New research from an influential group of MPs and Lords has demonstrated the link between place, planning and increased productivity, and calls for placemaking to be at the heart of a revised National Planning Policy Framework (NPPF) to help close the productivity gap.
The cross-party All Party Parliamentary Group (APPG) on Building Communities’ has stressed the importance of access to public open spaces, better infrastructure, and greater engagement and understanding of existing local communities, in Productive Placemaking, its first report.
The findings are especially important when considered through the prism of Covid-19. The emergence of a ‘new normal’ means that development models now need to be reassessed to ensure that new homes are spacious, light and airy, and that people are able to go shopping, spend time in nature or to see a doctor within a 10-15 minute walk from home.
The report praises a number of examples of recent major developments in London – Kings Cross, Stratford and Greenwich – for successfully creating a sense of space and increasing the productivity of these areas.
The report also recommended that:
- Developers should be encouraged to share best practice on community engagement;
- Financial structures should be in place to secure a productive development strategy and the longer-term management of a place;
- The ONS should recognise and develop a measurement of placemaking;
- The UK government should aim to reduce the cost of land for the creation of affordable housing;
- The Community Infrastructure Levy (CIL) should be replaced with a new Property Sales Levy.
Commenting on the report’s research, APPG chairman Bob Blackman, said: “We need to build a flexible and resilient post-Covid society.
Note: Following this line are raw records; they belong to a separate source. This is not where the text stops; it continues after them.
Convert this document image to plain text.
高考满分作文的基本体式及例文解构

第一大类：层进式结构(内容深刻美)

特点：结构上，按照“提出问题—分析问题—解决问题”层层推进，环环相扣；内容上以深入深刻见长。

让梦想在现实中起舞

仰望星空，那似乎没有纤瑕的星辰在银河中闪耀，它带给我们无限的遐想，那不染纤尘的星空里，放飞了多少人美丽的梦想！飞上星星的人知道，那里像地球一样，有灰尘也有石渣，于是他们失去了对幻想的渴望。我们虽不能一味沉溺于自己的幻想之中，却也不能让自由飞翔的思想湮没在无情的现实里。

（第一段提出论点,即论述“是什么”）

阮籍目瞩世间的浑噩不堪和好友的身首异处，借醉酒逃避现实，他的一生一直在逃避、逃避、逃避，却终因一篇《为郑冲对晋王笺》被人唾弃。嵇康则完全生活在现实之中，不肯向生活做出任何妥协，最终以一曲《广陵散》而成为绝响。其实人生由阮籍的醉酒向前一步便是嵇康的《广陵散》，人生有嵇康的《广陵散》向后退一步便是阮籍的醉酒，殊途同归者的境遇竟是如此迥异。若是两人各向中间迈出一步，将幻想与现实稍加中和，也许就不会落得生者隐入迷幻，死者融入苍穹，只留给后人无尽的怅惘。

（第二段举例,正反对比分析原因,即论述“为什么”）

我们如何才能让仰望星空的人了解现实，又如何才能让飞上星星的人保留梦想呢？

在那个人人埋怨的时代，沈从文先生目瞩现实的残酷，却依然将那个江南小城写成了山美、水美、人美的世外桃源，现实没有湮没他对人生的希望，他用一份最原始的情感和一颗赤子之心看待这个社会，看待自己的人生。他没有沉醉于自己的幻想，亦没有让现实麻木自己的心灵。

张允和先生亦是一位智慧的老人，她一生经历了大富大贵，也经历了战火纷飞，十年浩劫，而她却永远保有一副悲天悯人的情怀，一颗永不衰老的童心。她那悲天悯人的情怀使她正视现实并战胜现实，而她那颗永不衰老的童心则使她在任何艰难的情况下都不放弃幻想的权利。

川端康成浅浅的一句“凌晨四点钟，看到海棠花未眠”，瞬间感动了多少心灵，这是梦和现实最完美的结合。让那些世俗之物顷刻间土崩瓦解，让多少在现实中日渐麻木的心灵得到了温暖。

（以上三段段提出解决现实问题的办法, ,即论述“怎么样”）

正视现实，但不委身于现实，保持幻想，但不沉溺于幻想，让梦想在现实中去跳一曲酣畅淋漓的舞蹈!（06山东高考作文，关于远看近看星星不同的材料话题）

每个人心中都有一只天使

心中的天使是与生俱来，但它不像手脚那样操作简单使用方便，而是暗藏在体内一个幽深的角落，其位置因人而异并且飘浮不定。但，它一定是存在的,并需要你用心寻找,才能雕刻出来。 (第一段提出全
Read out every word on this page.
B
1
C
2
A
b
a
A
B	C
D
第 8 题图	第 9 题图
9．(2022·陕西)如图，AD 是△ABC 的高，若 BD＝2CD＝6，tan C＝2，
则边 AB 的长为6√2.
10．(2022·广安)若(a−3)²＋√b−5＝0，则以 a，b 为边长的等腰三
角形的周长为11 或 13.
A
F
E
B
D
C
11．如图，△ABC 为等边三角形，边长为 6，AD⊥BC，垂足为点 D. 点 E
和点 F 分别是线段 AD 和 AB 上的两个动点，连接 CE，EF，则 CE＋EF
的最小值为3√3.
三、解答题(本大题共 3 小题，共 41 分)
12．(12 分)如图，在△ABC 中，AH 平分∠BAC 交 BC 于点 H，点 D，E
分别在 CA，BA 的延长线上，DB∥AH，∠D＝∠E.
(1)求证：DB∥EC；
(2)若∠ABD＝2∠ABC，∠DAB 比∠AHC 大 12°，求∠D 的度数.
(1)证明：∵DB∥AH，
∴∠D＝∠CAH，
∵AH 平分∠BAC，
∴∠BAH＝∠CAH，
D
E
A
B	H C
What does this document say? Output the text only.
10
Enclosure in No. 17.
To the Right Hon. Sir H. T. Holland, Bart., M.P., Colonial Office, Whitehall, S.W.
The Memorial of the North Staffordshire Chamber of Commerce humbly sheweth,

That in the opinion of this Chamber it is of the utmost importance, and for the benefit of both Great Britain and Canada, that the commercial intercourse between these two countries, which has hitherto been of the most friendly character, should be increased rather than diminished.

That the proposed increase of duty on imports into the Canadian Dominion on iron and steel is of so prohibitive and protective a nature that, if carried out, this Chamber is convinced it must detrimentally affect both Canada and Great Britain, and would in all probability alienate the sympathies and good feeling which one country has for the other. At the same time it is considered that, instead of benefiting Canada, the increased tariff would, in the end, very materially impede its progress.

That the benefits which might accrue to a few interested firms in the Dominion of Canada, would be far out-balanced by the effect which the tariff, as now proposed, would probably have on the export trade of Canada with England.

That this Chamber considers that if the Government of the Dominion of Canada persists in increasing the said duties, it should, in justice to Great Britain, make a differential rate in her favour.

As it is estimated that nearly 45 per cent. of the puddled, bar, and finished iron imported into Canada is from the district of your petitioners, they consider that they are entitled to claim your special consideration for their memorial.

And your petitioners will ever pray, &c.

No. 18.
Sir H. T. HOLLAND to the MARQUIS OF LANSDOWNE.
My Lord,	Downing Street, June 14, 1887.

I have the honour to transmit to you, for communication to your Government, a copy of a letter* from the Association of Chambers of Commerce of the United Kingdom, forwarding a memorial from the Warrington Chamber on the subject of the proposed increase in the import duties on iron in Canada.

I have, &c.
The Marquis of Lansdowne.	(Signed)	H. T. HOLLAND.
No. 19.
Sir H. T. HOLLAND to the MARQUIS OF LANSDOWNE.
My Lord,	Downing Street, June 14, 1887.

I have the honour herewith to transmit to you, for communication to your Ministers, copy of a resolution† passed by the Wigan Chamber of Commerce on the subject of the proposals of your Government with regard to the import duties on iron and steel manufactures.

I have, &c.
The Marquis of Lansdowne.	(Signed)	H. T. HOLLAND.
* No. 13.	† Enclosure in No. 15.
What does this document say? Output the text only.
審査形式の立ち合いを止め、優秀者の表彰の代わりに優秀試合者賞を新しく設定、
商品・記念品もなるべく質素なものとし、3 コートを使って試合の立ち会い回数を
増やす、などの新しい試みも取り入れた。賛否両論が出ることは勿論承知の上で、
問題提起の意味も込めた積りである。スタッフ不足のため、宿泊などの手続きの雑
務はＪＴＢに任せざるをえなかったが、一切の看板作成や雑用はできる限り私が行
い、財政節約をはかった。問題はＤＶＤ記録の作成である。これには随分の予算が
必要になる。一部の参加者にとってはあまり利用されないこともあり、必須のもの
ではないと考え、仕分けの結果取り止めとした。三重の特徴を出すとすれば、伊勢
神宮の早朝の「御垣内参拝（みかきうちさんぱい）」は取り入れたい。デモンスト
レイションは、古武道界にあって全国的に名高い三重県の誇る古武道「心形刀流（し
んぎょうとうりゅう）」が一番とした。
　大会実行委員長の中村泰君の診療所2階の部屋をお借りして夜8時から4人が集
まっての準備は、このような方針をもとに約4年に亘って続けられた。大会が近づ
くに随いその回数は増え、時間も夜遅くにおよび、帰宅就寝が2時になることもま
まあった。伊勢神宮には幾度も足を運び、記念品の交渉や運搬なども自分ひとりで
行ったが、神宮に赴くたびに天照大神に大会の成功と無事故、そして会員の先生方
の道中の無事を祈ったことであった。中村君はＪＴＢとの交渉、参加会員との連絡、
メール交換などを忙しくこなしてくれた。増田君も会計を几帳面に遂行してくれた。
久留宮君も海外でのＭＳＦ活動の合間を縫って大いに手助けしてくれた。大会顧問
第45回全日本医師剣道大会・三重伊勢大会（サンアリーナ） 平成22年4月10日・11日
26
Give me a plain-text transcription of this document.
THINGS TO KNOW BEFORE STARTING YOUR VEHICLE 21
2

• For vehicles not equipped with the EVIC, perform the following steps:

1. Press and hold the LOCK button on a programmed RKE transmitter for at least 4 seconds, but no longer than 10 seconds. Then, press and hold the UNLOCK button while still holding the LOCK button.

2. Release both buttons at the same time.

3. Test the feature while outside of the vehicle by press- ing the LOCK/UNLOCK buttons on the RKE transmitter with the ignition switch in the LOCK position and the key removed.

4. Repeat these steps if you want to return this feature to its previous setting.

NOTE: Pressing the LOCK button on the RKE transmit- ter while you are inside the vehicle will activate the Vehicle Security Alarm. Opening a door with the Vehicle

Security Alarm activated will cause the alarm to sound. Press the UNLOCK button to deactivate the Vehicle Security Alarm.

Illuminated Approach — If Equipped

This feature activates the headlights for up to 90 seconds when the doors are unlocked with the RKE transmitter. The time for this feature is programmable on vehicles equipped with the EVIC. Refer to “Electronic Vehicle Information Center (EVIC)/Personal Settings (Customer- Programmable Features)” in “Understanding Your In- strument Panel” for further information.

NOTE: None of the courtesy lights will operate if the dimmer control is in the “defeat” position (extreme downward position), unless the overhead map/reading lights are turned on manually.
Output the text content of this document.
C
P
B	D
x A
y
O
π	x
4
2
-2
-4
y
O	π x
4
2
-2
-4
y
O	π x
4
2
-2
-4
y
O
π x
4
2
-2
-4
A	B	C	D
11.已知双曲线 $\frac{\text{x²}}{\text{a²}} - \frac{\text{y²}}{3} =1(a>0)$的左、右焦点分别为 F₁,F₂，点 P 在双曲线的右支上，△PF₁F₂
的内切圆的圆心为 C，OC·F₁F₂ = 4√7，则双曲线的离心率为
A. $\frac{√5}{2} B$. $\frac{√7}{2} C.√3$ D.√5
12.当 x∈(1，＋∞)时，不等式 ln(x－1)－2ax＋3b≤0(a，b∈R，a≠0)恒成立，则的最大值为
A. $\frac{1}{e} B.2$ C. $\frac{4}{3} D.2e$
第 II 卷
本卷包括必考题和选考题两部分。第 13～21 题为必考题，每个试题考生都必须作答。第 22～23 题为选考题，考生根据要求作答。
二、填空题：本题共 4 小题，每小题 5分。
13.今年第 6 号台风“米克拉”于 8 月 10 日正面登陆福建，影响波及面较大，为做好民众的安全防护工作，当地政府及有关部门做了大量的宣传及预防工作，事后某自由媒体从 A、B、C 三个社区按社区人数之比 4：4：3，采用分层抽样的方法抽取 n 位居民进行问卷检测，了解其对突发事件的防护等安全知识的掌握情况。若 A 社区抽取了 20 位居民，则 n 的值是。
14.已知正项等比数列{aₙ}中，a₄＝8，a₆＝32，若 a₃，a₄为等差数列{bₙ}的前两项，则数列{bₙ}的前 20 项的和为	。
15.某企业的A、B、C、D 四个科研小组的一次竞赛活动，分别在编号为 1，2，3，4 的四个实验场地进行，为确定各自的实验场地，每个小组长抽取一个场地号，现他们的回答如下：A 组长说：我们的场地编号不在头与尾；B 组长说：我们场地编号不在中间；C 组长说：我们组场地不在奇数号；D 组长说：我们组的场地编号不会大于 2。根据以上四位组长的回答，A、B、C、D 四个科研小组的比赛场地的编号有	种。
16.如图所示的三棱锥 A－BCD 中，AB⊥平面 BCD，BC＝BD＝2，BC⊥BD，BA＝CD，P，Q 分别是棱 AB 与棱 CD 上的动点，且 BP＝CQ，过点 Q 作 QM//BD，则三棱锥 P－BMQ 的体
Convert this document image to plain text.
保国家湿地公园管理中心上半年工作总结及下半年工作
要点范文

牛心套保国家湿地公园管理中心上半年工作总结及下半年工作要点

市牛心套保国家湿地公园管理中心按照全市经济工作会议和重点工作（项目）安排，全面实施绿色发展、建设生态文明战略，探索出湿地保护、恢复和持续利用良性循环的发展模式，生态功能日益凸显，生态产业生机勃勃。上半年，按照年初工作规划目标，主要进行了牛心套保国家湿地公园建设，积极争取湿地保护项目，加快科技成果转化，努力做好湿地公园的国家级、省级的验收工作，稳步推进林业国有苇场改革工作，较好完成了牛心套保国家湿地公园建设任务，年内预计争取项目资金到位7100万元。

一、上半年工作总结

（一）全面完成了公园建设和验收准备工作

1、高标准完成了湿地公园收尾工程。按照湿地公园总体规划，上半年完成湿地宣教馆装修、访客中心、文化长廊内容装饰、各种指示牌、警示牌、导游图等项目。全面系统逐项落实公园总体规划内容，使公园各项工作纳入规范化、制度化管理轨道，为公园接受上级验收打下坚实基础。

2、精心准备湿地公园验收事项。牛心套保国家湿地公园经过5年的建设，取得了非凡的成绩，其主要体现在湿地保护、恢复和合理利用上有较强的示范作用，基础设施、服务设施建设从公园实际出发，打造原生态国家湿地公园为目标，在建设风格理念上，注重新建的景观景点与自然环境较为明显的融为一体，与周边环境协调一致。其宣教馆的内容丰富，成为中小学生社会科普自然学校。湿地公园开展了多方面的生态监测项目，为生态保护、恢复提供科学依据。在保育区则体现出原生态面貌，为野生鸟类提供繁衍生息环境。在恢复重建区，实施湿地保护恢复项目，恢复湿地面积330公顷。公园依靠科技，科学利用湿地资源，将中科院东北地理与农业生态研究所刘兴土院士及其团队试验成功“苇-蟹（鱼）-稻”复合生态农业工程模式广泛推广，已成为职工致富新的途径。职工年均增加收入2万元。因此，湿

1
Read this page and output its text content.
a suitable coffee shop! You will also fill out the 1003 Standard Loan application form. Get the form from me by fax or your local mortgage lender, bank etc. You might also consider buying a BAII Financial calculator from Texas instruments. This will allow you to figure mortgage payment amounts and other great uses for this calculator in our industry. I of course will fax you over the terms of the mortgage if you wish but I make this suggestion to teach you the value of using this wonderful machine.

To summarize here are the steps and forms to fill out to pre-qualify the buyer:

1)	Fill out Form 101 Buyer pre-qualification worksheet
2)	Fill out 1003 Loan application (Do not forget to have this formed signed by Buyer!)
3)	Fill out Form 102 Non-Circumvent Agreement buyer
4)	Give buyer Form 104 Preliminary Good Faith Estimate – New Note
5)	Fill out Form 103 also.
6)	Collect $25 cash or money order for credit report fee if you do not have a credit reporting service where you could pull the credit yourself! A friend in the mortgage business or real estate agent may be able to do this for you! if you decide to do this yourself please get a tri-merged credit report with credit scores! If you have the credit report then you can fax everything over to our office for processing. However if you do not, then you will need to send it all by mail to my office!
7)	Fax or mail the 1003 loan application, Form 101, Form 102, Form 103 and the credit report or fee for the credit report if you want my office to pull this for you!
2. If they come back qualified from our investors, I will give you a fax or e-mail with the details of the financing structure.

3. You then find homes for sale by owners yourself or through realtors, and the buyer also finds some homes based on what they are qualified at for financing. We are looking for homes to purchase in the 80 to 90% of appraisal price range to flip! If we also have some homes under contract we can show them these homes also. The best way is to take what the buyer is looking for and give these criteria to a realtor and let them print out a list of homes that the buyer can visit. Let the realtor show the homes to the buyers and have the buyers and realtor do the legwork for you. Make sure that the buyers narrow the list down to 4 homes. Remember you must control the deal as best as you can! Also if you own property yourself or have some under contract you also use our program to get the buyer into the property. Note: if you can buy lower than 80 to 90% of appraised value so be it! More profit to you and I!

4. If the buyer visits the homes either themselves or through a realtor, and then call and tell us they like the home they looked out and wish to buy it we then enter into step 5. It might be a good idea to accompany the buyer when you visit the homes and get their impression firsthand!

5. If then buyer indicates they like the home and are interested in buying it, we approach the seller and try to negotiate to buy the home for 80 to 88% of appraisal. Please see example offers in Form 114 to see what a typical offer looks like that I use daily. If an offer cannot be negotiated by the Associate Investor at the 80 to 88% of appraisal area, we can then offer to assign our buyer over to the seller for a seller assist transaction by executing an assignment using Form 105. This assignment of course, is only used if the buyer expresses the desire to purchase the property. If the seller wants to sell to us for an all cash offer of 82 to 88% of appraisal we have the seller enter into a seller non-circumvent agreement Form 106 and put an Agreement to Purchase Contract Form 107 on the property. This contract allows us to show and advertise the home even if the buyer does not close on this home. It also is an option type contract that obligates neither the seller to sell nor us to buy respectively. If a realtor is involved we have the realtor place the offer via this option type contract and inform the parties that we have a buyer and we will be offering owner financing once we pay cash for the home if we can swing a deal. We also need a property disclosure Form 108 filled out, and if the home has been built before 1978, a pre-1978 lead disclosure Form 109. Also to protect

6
This means that we will need to push developers and planners to make better use of space – we will always need space for residents and their visitors to park their cars - but we need bike racks, children’s playgrounds, nature trails, outdoor gyms, community allotments, and more to provide the facilities required.”
“We have a number of great examples in this report of good design and stewardship which promotes better mental and physical health and produces positive and productive places. This is also fundamentally important to delivering community, which will be the best way to ensure our villages, towns and cities are resilient to the effects of the exceptional times we are living through, and productive in the years and decades to come.”
The Association for Consultancy and Engineering (ACE) provides the secretariat to the APPG. ACE chief executive Hannah Vickers said: “This work proves that happier and healthier places are more productive, and we look forward to supporting the APPG’s work over the coming months as we explore how to deliver similar places and communities for a post-Covid society.”